There are signs at the airport. Olympic Family. No Exit. Make for a non-Olympic-Family door and it's like getting caught trying to snoop into somebody's bedroom. You need a good excuse.

Outside the air is muggy but there is a breeze. The shuttle-bus system is ambitious but the bus to the hotel cluster you have been assigned to has just gone. An hour's wait and then after you board, a good fight between the driver and the Olympic volunteers who keep anxiously glancing up at the bus and wincing.

"Ssssshhhhh," they tell the driver, pointing at the fascinated Olympic Family members with their noses pressed to the windows of the bus. He keeps shouting regardless. Even as we pull out of the shuttle bays and onto the brand new highways, which are totally devoid of cars, he keeps shouting.

Olympic accommodation is an eternal puzzle. Those who book early often get palmed off with the worst deal. There is a system of stars in place which is intended as a rough guide to the quality of the lodging. Three stars are awarded merely for allowing people inside and actually taking money from them.

We are in three-star accommodation, which as it turns out is a happy medium, as the place aspires to be two-star but charges like a four-star.

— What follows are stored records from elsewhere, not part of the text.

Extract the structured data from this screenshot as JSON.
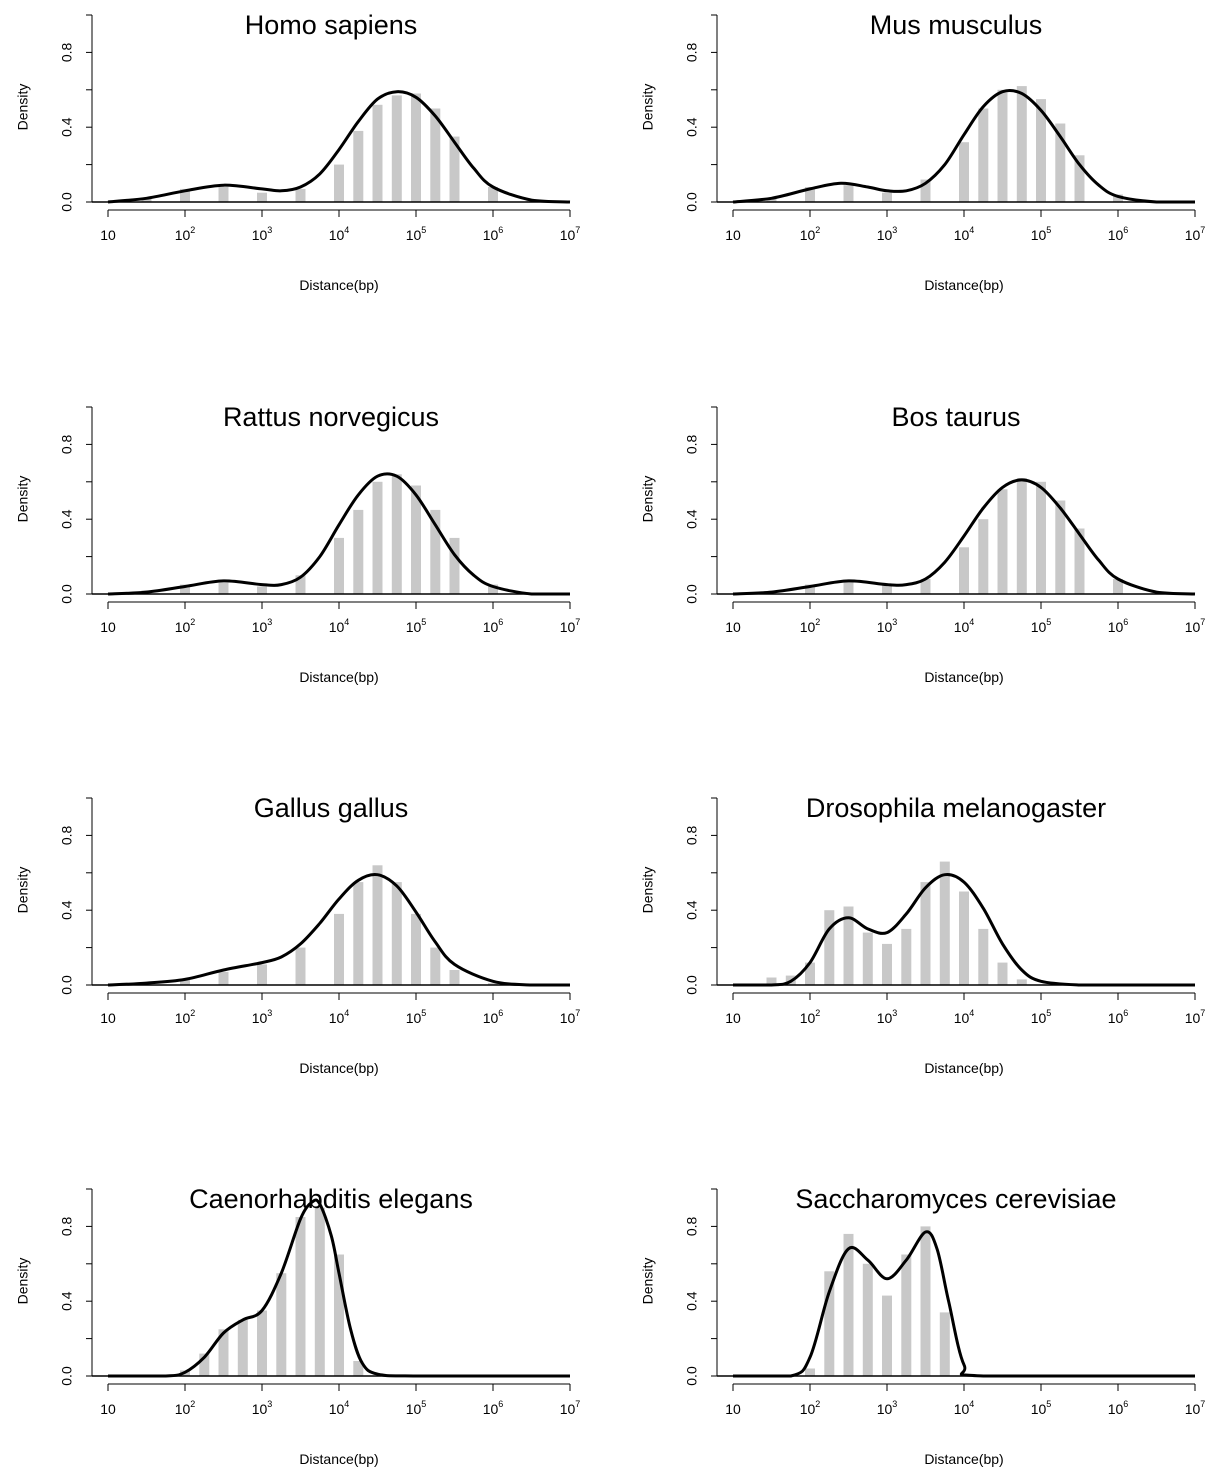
{
  "chart_data": [
    {
      "type": "bar",
      "title": "Homo sapiens",
      "xlabel": "Distance(bp)",
      "ylabel": "Density",
      "x_scale": "log10",
      "xlim": [
        1,
        7
      ],
      "ylim": [
        0,
        1.0
      ],
      "x_ticks": [
        {
          "base": "10",
          "exp": ""
        },
        {
          "base": "10",
          "exp": "2"
        },
        {
          "base": "10",
          "exp": "3"
        },
        {
          "base": "10",
          "exp": "4"
        },
        {
          "base": "10",
          "exp": "5"
        },
        {
          "base": "10",
          "exp": "6"
        },
        {
          "base": "10",
          "exp": "7"
        }
      ],
      "y_ticks": [
        "0.0",
        "0.4",
        "0.8"
      ],
      "bar_color": "#c8c8c8",
      "curve_color": "#000000",
      "histogram": {
        "x": [
          1.0,
          1.5,
          2.0,
          2.5,
          3.0,
          3.5,
          4.0,
          4.25,
          4.5,
          4.75,
          5.0,
          5.25,
          5.5,
          6.0,
          6.5
        ],
        "y": [
          0.0,
          0.02,
          0.07,
          0.08,
          0.05,
          0.07,
          0.2,
          0.38,
          0.52,
          0.57,
          0.58,
          0.5,
          0.35,
          0.08,
          0.01
        ]
      },
      "density_curve": {
        "x": [
          1.0,
          1.5,
          2.0,
          2.5,
          3.0,
          3.25,
          3.5,
          3.75,
          4.0,
          4.25,
          4.5,
          4.75,
          5.0,
          5.25,
          5.5,
          5.75,
          6.0,
          6.5,
          7.0
        ],
        "y": [
          0.0,
          0.02,
          0.06,
          0.09,
          0.07,
          0.06,
          0.08,
          0.15,
          0.28,
          0.43,
          0.55,
          0.59,
          0.56,
          0.46,
          0.32,
          0.18,
          0.08,
          0.01,
          0.0
        ]
      }
    },
    {
      "type": "bar",
      "title": "Mus musculus",
      "xlabel": "Distance(bp)",
      "ylabel": "Density",
      "x_scale": "log10",
      "xlim": [
        1,
        7
      ],
      "ylim": [
        0,
        1.0
      ],
      "x_ticks": [
        {
          "base": "10",
          "exp": ""
        },
        {
          "base": "10",
          "exp": "2"
        },
        {
          "base": "10",
          "exp": "3"
        },
        {
          "base": "10",
          "exp": "4"
        },
        {
          "base": "10",
          "exp": "5"
        },
        {
          "base": "10",
          "exp": "6"
        },
        {
          "base": "10",
          "exp": "7"
        }
      ],
      "y_ticks": [
        "0.0",
        "0.4",
        "0.8"
      ],
      "bar_color": "#c8c8c8",
      "curve_color": "#000000",
      "histogram": {
        "x": [
          1.0,
          1.5,
          2.0,
          2.5,
          3.0,
          3.5,
          4.0,
          4.25,
          4.5,
          4.75,
          5.0,
          5.25,
          5.5,
          6.0,
          6.5
        ],
        "y": [
          0.0,
          0.02,
          0.08,
          0.09,
          0.05,
          0.12,
          0.32,
          0.5,
          0.6,
          0.62,
          0.55,
          0.42,
          0.25,
          0.04,
          0.0
        ]
      },
      "density_curve": {
        "x": [
          1.0,
          1.5,
          2.0,
          2.4,
          2.75,
          3.0,
          3.25,
          3.5,
          3.75,
          4.0,
          4.25,
          4.5,
          4.75,
          5.0,
          5.25,
          5.5,
          5.75,
          6.0,
          6.5,
          7.0
        ],
        "y": [
          0.0,
          0.02,
          0.07,
          0.1,
          0.08,
          0.06,
          0.06,
          0.1,
          0.2,
          0.36,
          0.51,
          0.59,
          0.58,
          0.49,
          0.35,
          0.2,
          0.09,
          0.03,
          0.0,
          0.0
        ]
      }
    },
    {
      "type": "bar",
      "title": "Rattus norvegicus",
      "xlabel": "Distance(bp)",
      "ylabel": "Density",
      "x_scale": "log10",
      "xlim": [
        1,
        7
      ],
      "ylim": [
        0,
        1.0
      ],
      "x_ticks": [
        {
          "base": "10",
          "exp": ""
        },
        {
          "base": "10",
          "exp": "2"
        },
        {
          "base": "10",
          "exp": "3"
        },
        {
          "base": "10",
          "exp": "4"
        },
        {
          "base": "10",
          "exp": "5"
        },
        {
          "base": "10",
          "exp": "6"
        },
        {
          "base": "10",
          "exp": "7"
        }
      ],
      "y_ticks": [
        "0.0",
        "0.4",
        "0.8"
      ],
      "bar_color": "#c8c8c8",
      "curve_color": "#000000",
      "histogram": {
        "x": [
          1.0,
          1.5,
          2.0,
          2.5,
          3.0,
          3.5,
          4.0,
          4.25,
          4.5,
          4.75,
          5.0,
          5.25,
          5.5,
          6.0,
          6.5
        ],
        "y": [
          0.0,
          0.02,
          0.05,
          0.06,
          0.04,
          0.1,
          0.3,
          0.45,
          0.6,
          0.64,
          0.58,
          0.45,
          0.3,
          0.05,
          0.0
        ]
      },
      "density_curve": {
        "x": [
          1.0,
          1.5,
          2.0,
          2.5,
          3.0,
          3.25,
          3.5,
          3.75,
          4.0,
          4.25,
          4.5,
          4.75,
          5.0,
          5.25,
          5.5,
          5.75,
          6.0,
          6.5,
          7.0
        ],
        "y": [
          0.0,
          0.01,
          0.04,
          0.07,
          0.05,
          0.05,
          0.09,
          0.2,
          0.37,
          0.53,
          0.63,
          0.63,
          0.53,
          0.37,
          0.21,
          0.1,
          0.04,
          0.0,
          0.0
        ]
      }
    },
    {
      "type": "bar",
      "title": "Bos taurus",
      "xlabel": "Distance(bp)",
      "ylabel": "Density",
      "x_scale": "log10",
      "xlim": [
        1,
        7
      ],
      "ylim": [
        0,
        1.0
      ],
      "x_ticks": [
        {
          "base": "10",
          "exp": ""
        },
        {
          "base": "10",
          "exp": "2"
        },
        {
          "base": "10",
          "exp": "3"
        },
        {
          "base": "10",
          "exp": "4"
        },
        {
          "base": "10",
          "exp": "5"
        },
        {
          "base": "10",
          "exp": "6"
        },
        {
          "base": "10",
          "exp": "7"
        }
      ],
      "y_ticks": [
        "0.0",
        "0.4",
        "0.8"
      ],
      "bar_color": "#c8c8c8",
      "curve_color": "#000000",
      "histogram": {
        "x": [
          1.0,
          1.5,
          2.0,
          2.5,
          3.0,
          3.5,
          4.0,
          4.25,
          4.5,
          4.75,
          5.0,
          5.25,
          5.5,
          6.0,
          6.5
        ],
        "y": [
          0.0,
          0.01,
          0.05,
          0.07,
          0.05,
          0.08,
          0.25,
          0.4,
          0.56,
          0.62,
          0.6,
          0.5,
          0.35,
          0.08,
          0.01
        ]
      },
      "density_curve": {
        "x": [
          1.0,
          1.5,
          2.0,
          2.5,
          3.0,
          3.25,
          3.5,
          3.75,
          4.0,
          4.25,
          4.5,
          4.75,
          5.0,
          5.25,
          5.5,
          5.75,
          6.0,
          6.5,
          7.0
        ],
        "y": [
          0.0,
          0.01,
          0.04,
          0.07,
          0.05,
          0.05,
          0.08,
          0.17,
          0.31,
          0.46,
          0.57,
          0.61,
          0.57,
          0.46,
          0.32,
          0.18,
          0.08,
          0.01,
          0.0
        ]
      }
    },
    {
      "type": "bar",
      "title": "Gallus gallus",
      "xlabel": "Distance(bp)",
      "ylabel": "Density",
      "x_scale": "log10",
      "xlim": [
        1,
        7
      ],
      "ylim": [
        0,
        1.0
      ],
      "x_ticks": [
        {
          "base": "10",
          "exp": ""
        },
        {
          "base": "10",
          "exp": "2"
        },
        {
          "base": "10",
          "exp": "3"
        },
        {
          "base": "10",
          "exp": "4"
        },
        {
          "base": "10",
          "exp": "5"
        },
        {
          "base": "10",
          "exp": "6"
        },
        {
          "base": "10",
          "exp": "7"
        }
      ],
      "y_ticks": [
        "0.0",
        "0.4",
        "0.8"
      ],
      "bar_color": "#c8c8c8",
      "curve_color": "#000000",
      "histogram": {
        "x": [
          1.0,
          1.5,
          2.0,
          2.5,
          3.0,
          3.5,
          4.0,
          4.25,
          4.5,
          4.75,
          5.0,
          5.25,
          5.5,
          6.0,
          6.5
        ],
        "y": [
          0.0,
          0.01,
          0.03,
          0.07,
          0.11,
          0.2,
          0.38,
          0.55,
          0.64,
          0.55,
          0.38,
          0.2,
          0.08,
          0.01,
          0.0
        ]
      },
      "density_curve": {
        "x": [
          1.0,
          1.5,
          2.0,
          2.5,
          3.0,
          3.25,
          3.5,
          3.75,
          4.0,
          4.25,
          4.5,
          4.75,
          5.0,
          5.25,
          5.5,
          6.0,
          6.5,
          7.0
        ],
        "y": [
          0.0,
          0.01,
          0.03,
          0.08,
          0.12,
          0.15,
          0.22,
          0.33,
          0.46,
          0.56,
          0.59,
          0.53,
          0.39,
          0.23,
          0.11,
          0.02,
          0.0,
          0.0
        ]
      }
    },
    {
      "type": "bar",
      "title": "Drosophila melanogaster",
      "xlabel": "Distance(bp)",
      "ylabel": "Density",
      "x_scale": "log10",
      "xlim": [
        1,
        7
      ],
      "ylim": [
        0,
        1.0
      ],
      "x_ticks": [
        {
          "base": "10",
          "exp": ""
        },
        {
          "base": "10",
          "exp": "2"
        },
        {
          "base": "10",
          "exp": "3"
        },
        {
          "base": "10",
          "exp": "4"
        },
        {
          "base": "10",
          "exp": "5"
        },
        {
          "base": "10",
          "exp": "6"
        },
        {
          "base": "10",
          "exp": "7"
        }
      ],
      "y_ticks": [
        "0.0",
        "0.4",
        "0.8"
      ],
      "bar_color": "#c8c8c8",
      "curve_color": "#000000",
      "histogram": {
        "x": [
          1.5,
          1.75,
          2.0,
          2.25,
          2.5,
          2.75,
          3.0,
          3.25,
          3.5,
          3.75,
          4.0,
          4.25,
          4.5,
          4.75
        ],
        "y": [
          0.04,
          0.05,
          0.12,
          0.4,
          0.42,
          0.28,
          0.22,
          0.3,
          0.55,
          0.66,
          0.5,
          0.3,
          0.12,
          0.03
        ]
      },
      "density_curve": {
        "x": [
          1.0,
          1.5,
          1.75,
          2.0,
          2.25,
          2.5,
          2.75,
          3.0,
          3.25,
          3.5,
          3.75,
          4.0,
          4.25,
          4.5,
          4.75,
          5.0,
          5.5,
          6.0,
          7.0
        ],
        "y": [
          0.0,
          0.0,
          0.02,
          0.12,
          0.3,
          0.36,
          0.3,
          0.28,
          0.38,
          0.52,
          0.59,
          0.55,
          0.41,
          0.22,
          0.08,
          0.02,
          0.0,
          0.0,
          0.0
        ]
      }
    },
    {
      "type": "bar",
      "title": "Caenorhabditis elegans",
      "xlabel": "Distance(bp)",
      "ylabel": "Density",
      "x_scale": "log10",
      "xlim": [
        1,
        7
      ],
      "ylim": [
        0,
        1.0
      ],
      "x_ticks": [
        {
          "base": "10",
          "exp": ""
        },
        {
          "base": "10",
          "exp": "2"
        },
        {
          "base": "10",
          "exp": "3"
        },
        {
          "base": "10",
          "exp": "4"
        },
        {
          "base": "10",
          "exp": "5"
        },
        {
          "base": "10",
          "exp": "6"
        },
        {
          "base": "10",
          "exp": "7"
        }
      ],
      "y_ticks": [
        "0.0",
        "0.4",
        "0.8"
      ],
      "bar_color": "#c8c8c8",
      "curve_color": "#000000",
      "histogram": {
        "x": [
          2.0,
          2.25,
          2.5,
          2.75,
          3.0,
          3.25,
          3.5,
          3.75,
          4.0,
          4.25
        ],
        "y": [
          0.03,
          0.12,
          0.25,
          0.3,
          0.35,
          0.55,
          0.85,
          0.9,
          0.65,
          0.08
        ]
      },
      "density_curve": {
        "x": [
          1.0,
          1.75,
          2.0,
          2.25,
          2.5,
          2.75,
          3.0,
          3.25,
          3.5,
          3.65,
          3.75,
          3.9,
          4.0,
          4.15,
          4.3,
          4.5,
          5.0,
          7.0
        ],
        "y": [
          0.0,
          0.0,
          0.02,
          0.1,
          0.23,
          0.3,
          0.35,
          0.55,
          0.84,
          0.93,
          0.92,
          0.75,
          0.55,
          0.25,
          0.07,
          0.01,
          0.0,
          0.0
        ]
      }
    },
    {
      "type": "bar",
      "title": "Saccharomyces cerevisiae",
      "xlabel": "Distance(bp)",
      "ylabel": "Density",
      "x_scale": "log10",
      "xlim": [
        1,
        7
      ],
      "ylim": [
        0,
        1.0
      ],
      "x_ticks": [
        {
          "base": "10",
          "exp": ""
        },
        {
          "base": "10",
          "exp": "2"
        },
        {
          "base": "10",
          "exp": "3"
        },
        {
          "base": "10",
          "exp": "4"
        },
        {
          "base": "10",
          "exp": "5"
        },
        {
          "base": "10",
          "exp": "6"
        },
        {
          "base": "10",
          "exp": "7"
        }
      ],
      "y_ticks": [
        "0.0",
        "0.4",
        "0.8"
      ],
      "bar_color": "#c8c8c8",
      "curve_color": "#000000",
      "histogram": {
        "x": [
          2.0,
          2.25,
          2.5,
          2.75,
          3.0,
          3.25,
          3.5,
          3.75
        ],
        "y": [
          0.04,
          0.56,
          0.76,
          0.6,
          0.43,
          0.65,
          0.8,
          0.34
        ]
      },
      "density_curve": {
        "x": [
          1.0,
          1.75,
          2.0,
          2.25,
          2.5,
          2.75,
          3.0,
          3.25,
          3.5,
          3.65,
          3.8,
          4.0,
          4.25,
          7.0
        ],
        "y": [
          0.0,
          0.0,
          0.1,
          0.45,
          0.68,
          0.62,
          0.52,
          0.62,
          0.77,
          0.68,
          0.4,
          0.06,
          0.0,
          0.0
        ]
      }
    }
  ]
}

Zorba (not his real name; we have used a cheap, stereotypical Greek name to preserve anonymity) is not pleased to have to check somebody in at 4.0 in the morning. Checking people in is generally not his forte, it seems. People in fact are something he is not at ease with.

Still. Amidst all the mindless gladhanding and welcoming in an Olympic city it is indeed refreshing to find a place where plain hostility is still a virtue. No kowtowing to the Olympic spirit. No plamas.

You proffer a credit card "for extras". Zorba inspects the plastic. No extras, he says simply.

He is right. The room is where the 1970s survive. Especially if you lived out the 1970s in, say, Kiev. Yes, Kiev during the 1970s at a time when the colour orange was enjoying a renaissance.

What is the position on describing a Greek hotel room as spartan? How did the Spartans describe basic accommodation with poor decor? Did they dream of categories which would be sub-spartan. Poor man's spartan? Hack spartan?

Anyway. Pre-opening ceremony, most Olympic cities have the same feel to them. The Olympic Family, who have visited scenes of such confusion many times before, swan about, waiting and describing the waiting to each other. Athletes limber. Officials meet. Hacks tap dance.

The natives of the poor city wonder is this it? For this we cleaned the front room? For this we'll be paying extra taxes till we are old? In the media centre we talk of drugs and novelty.

There is a special kind of enthusiastic preppy young journalist I believe they breed in California and in parts of New England who actually enjoy the Games and believe every fraction of the Games they themselves cover is of global importance.

The rest of us wait for lightning to strike. Drugs or novelty. Yesterday to the press centre to do a press conference came a one-eyed American clay-pigeon shooter. How inspirational was she? Who knows? We couldn't get over the carnival aspect of it all.

That's how it goes before the opening ceremony. If you have a novel twist to your story come and tell it. It's your only chance.

Drugs of course never go out of fashion at the Olympics. We Irish have a certain cachet in this matter and have licence to bend the ears of other hacks on the topic.

What's interesting is that there is a sense that Cathal Lombard's name will be all but forgotten in two weeks' time. A conversation with one prominent tester yesterday revealed that athletics, swimming and rowing all stepped up their EPO testing in the last couple of months.

EPO testing is horrendously expensive and mostly occurs only on the samples of targeted athletes. Therefore it's not a matter of testing all samples for EPO, rather a business of trying to benefit from economies of scale by testing a lot of samples at the same time.

The results of the blitzes done by the various sports are just beginning to percolate up through the system. We wonder who's been clever and who's been careless. Will we know soon?

And tomorrow night Athens will open its front door and let everyone see the job it has done. The city looks wonderful and the Games will be enhanced by the Greek welcome.

Will that be what we remember though?